Popular Inc. President Richard Carrión, who has also served as chairman of the Finance Commission of the International Olympic Committee and member since 1990, announced today his candidacy for the presidency of the sporting organization, bringing with him a “clear vision to address the major challenges and opportunities that lie ahead of the Olympic movement.”
By officially throwing his hat in the ring, Carrión puts to rest months of speculation regarding whether he would go for the position.
Appointed chairman of the IOC Finance Commission in 2002, Carrión has headed negotiations of Olympic TV broadcast rights for the Americas, Asia, Africa and Australia that aggregate to more than $8 billion in funding revenues for the Olympic Movement.
Broadcast rights account for two thirds of IOC revenues and for nearly 50 percent of funds granted by the IOC to organizations throughout the Olympic Movement to support the staging of the Olympic Games and to promote the worldwide development of sport.

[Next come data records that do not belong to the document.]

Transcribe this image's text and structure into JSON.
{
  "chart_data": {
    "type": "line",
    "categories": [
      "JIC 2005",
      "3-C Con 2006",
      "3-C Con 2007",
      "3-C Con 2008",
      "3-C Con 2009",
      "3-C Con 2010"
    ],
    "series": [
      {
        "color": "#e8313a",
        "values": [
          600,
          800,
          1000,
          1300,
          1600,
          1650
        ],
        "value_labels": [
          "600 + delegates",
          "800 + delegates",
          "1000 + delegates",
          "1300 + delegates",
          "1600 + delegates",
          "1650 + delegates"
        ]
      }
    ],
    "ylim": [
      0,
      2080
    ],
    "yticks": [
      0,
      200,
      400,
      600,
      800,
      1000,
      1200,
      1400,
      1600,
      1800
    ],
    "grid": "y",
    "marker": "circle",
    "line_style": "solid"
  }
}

“Chairing the Finance Commission has been a privilege that has provided me a broad view of the Movement for more than a decade, as well as a narrow focus on its essential needs to ensure its independence,” said Carrión. “We have a lot at stake in this election. Our place in the world is not guaranteed. We must have a leader that knows how not just to manage the coming change, but also make it work for the IOC and the Movement. We must embrace this ever changing reality and keep innovating and evolving, or risk becoming less relevant to this and future generations.”

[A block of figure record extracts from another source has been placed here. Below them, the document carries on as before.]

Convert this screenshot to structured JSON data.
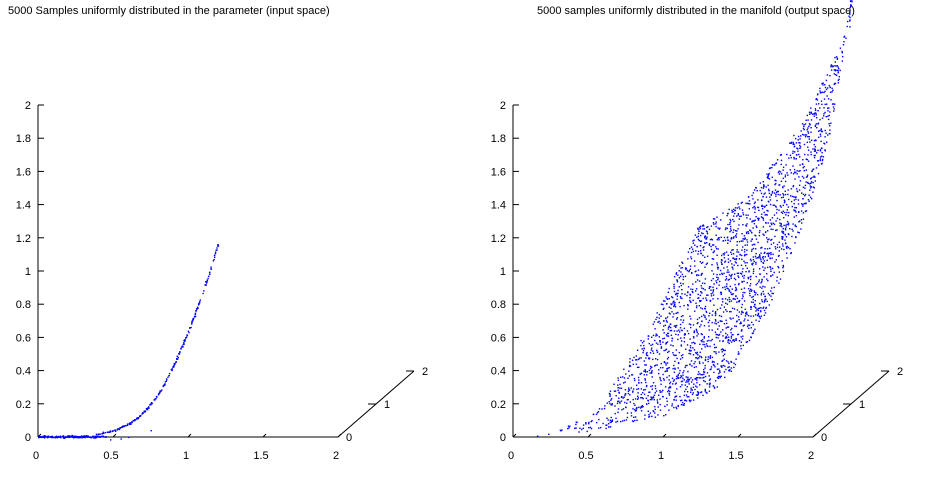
{
  "chart_data": [
    {
      "type": "scatter",
      "projection": "3d",
      "title": "5000 Samples uniformly distributed in the parameter (input space)",
      "sample_count": 5000,
      "xlim": [
        0,
        2
      ],
      "ylim": [
        0,
        2
      ],
      "zlim": [
        0,
        2
      ],
      "x_ticks": [
        "0",
        "0.5",
        "1",
        "1.5",
        "2"
      ],
      "y_ticks": [
        "0",
        "1",
        "2"
      ],
      "z_ticks": [
        "0",
        "0.2",
        "0.4",
        "0.6",
        "0.8",
        "1",
        "1.2",
        "1.4",
        "1.6",
        "1.8",
        "2"
      ],
      "grid": false,
      "marker_color": "#0000ff",
      "points": [
        {
          "x": 0.0,
          "y": 0,
          "z": 0.0
        },
        {
          "x": 0.1,
          "y": 0,
          "z": 0.0
        },
        {
          "x": 0.2,
          "y": 0,
          "z": 0.0
        },
        {
          "x": 0.3,
          "y": 0,
          "z": 0.01
        },
        {
          "x": 0.4,
          "y": 0,
          "z": 0.02
        },
        {
          "x": 0.45,
          "y": 0,
          "z": 0.03
        },
        {
          "x": 0.5,
          "y": 0,
          "z": 0.04
        },
        {
          "x": 0.55,
          "y": 0,
          "z": 0.06
        },
        {
          "x": 0.6,
          "y": 0,
          "z": 0.08
        },
        {
          "x": 0.65,
          "y": 0,
          "z": 0.11
        },
        {
          "x": 0.7,
          "y": 0,
          "z": 0.15
        },
        {
          "x": 0.75,
          "y": 0,
          "z": 0.2
        },
        {
          "x": 0.8,
          "y": 0,
          "z": 0.26
        },
        {
          "x": 0.85,
          "y": 0,
          "z": 0.34
        },
        {
          "x": 0.9,
          "y": 0,
          "z": 0.43
        },
        {
          "x": 0.95,
          "y": 0,
          "z": 0.53
        },
        {
          "x": 1.0,
          "y": 0,
          "z": 0.64
        },
        {
          "x": 1.05,
          "y": 0,
          "z": 0.76
        },
        {
          "x": 1.1,
          "y": 0,
          "z": 0.88
        },
        {
          "x": 1.15,
          "y": 0,
          "z": 1.02
        },
        {
          "x": 1.2,
          "y": 0,
          "z": 1.17
        }
      ]
    },
    {
      "type": "scatter",
      "projection": "3d",
      "title": "5000 samples uniformly distributed in the manifold (output space)",
      "sample_count": 5000,
      "xlim": [
        0,
        2
      ],
      "ylim": [
        0,
        2
      ],
      "zlim": [
        0,
        2
      ],
      "x_ticks": [
        "0",
        "0.5",
        "1",
        "1.5",
        "2"
      ],
      "y_ticks": [
        "0",
        "1",
        "2"
      ],
      "z_ticks": [
        "0",
        "0.2",
        "0.4",
        "0.6",
        "0.8",
        "1",
        "1.2",
        "1.4",
        "1.6",
        "1.8",
        "2"
      ],
      "grid": false,
      "marker_color": "#0000ff",
      "region_boundary": [
        {
          "x": 0.0,
          "y": 0.0,
          "z": 0.0
        },
        {
          "x": 0.5,
          "y": 0.0,
          "z": 0.03
        },
        {
          "x": 1.0,
          "y": 0.0,
          "z": 0.13
        },
        {
          "x": 1.4,
          "y": 0.0,
          "z": 0.32
        },
        {
          "x": 1.6,
          "y": 0.4,
          "z": 0.7
        },
        {
          "x": 1.75,
          "y": 0.9,
          "z": 1.22
        },
        {
          "x": 1.8,
          "y": 1.2,
          "z": 1.57
        },
        {
          "x": 1.8,
          "y": 1.7,
          "z": 2.13
        },
        {
          "x": 1.55,
          "y": 1.5,
          "z": 1.6
        },
        {
          "x": 1.25,
          "y": 1.2,
          "z": 1.2
        },
        {
          "x": 1.1,
          "y": 0.5,
          "z": 1.17
        },
        {
          "x": 0.9,
          "y": 0.2,
          "z": 0.7
        },
        {
          "x": 0.55,
          "y": 0.0,
          "z": 0.15
        },
        {
          "x": 0.2,
          "y": 0.0,
          "z": 0.01
        }
      ]
    }
  ]
}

Carrión was a member of the IOC executive board from 2004 to 2012 when his eight-year term expired. He has been a member of the Central Board of the International Basketball Federation and Deputy Chairman of the FIBA Finance Commission since 2010.
The Olympic Movement faces numerous ongoing threats and recent social upheavals across the world add a series of new ones, including:
- deep economic and fiscal strains that can lead to consequential impacts on sports across countries of all sizes;
- the increasing complexity of staging the Olympic Games and its effect on future bids for host cities;
- the rise of illegal betting on sports;
- growing rate of inactivity and obesity among youth.
With more than 20 years of active involvement in the Olympic Movement, more than 30 years of business and management experience running a leading financial institution, and participation in many other organizations, Carrión has developed the skills to lead the movement in the years to come and the experience to perceive and assess the complex and changing dynamics of present times, a press release announcing his candidacy stated.
Central to his vision for the Olympic Movement are the use of a multi-partner approach to achieve universality by building on the UN observer status of the IOC, improve the effectiveness of the revenue-distribution models of the IOC to create a new special fund for sports education and development that is complementary to Olympic Solidarity and bring in-house some functions of the organization of the Olympic Games by identifying those areas where IOC can implement models based on the successful structure of the Olympic Broadcasting Services.
“The most important thing I offer is an unwavering commitment to the values at the core of the Movement,” said Carrión. “Adopted by the movement at large as Friendship, Excellence and Respect, these values have for more than a hundred years inspired not only athletes, but also men, women and children all around the world.”
“We have a responsibility to continue defending and promoting these values by working tirelessly to realize Pierre de Coubertin’s vision that the practice of sport is a human right,” said Carrión.